Was ich hier in großen Zügen geschildert habe, lehrt mit überzeugender Eindringlichkeit, wie weder Weltmeere noch himmelanstrebende Gebirge eine Wehr gegen das Menschengehirne in Bann schlagende, die Seele zermürbende, den Körper in falsche Daseinsbahnen zwingende Opium und Morphin liefert. Und Hilfe? Ein fast aussichtsloses Unternehmen! Denn wenn man auch im fernen Osten die Opiumverbrauchsstätten ganz unterdrücken würde, bliebe immer noch der Gebrauch im eigenen Raumund, was sehr viel mehr bedeutet: das Morphin und die Morphinspritze.

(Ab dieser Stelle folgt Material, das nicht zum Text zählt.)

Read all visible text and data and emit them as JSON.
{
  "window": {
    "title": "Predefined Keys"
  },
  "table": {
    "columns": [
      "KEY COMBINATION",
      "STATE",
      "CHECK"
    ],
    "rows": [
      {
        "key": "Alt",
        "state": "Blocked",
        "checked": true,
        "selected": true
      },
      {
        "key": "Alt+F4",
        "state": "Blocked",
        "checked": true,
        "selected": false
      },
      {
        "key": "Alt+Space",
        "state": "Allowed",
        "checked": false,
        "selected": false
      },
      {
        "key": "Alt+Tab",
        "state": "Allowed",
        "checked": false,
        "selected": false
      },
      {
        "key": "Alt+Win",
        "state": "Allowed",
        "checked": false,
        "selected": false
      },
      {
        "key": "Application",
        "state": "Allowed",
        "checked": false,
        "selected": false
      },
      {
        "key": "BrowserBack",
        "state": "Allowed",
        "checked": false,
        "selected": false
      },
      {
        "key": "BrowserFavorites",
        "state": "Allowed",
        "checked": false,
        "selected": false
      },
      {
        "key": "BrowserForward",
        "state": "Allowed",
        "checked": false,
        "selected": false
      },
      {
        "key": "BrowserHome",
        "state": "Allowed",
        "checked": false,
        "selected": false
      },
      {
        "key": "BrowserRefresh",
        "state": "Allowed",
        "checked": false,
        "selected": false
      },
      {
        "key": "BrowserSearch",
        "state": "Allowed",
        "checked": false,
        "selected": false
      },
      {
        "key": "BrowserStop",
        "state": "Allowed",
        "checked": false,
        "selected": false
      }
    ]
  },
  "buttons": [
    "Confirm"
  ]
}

Das, was sich jetzt im äußersten Ostasien in Bezug auf den Ersatz von Opiumrauchen durch Morphineinspritzen vollzieht, zeigt deutlich genug, dass, wenn schon dem alten Übel [78] zu wehren unmöglich war, das wachsende neue dort überhaupt unbeeinflussbar ist, schon deswegen, weil der Verbreitung des Mittels durch Händler keine durchgreifende Hemmung entgegengesetzt werden kann. Spielte sich doch im Frühjahr dieses Jahres in Hamburg ein Prozess gegen mehrere Kaufleute ab, die zirka 50 kg Morphin, für die eine Ausfuhrbewilligung nach der Türkei vorlag, statt dorthin zu schicken, nach China umladen ließen.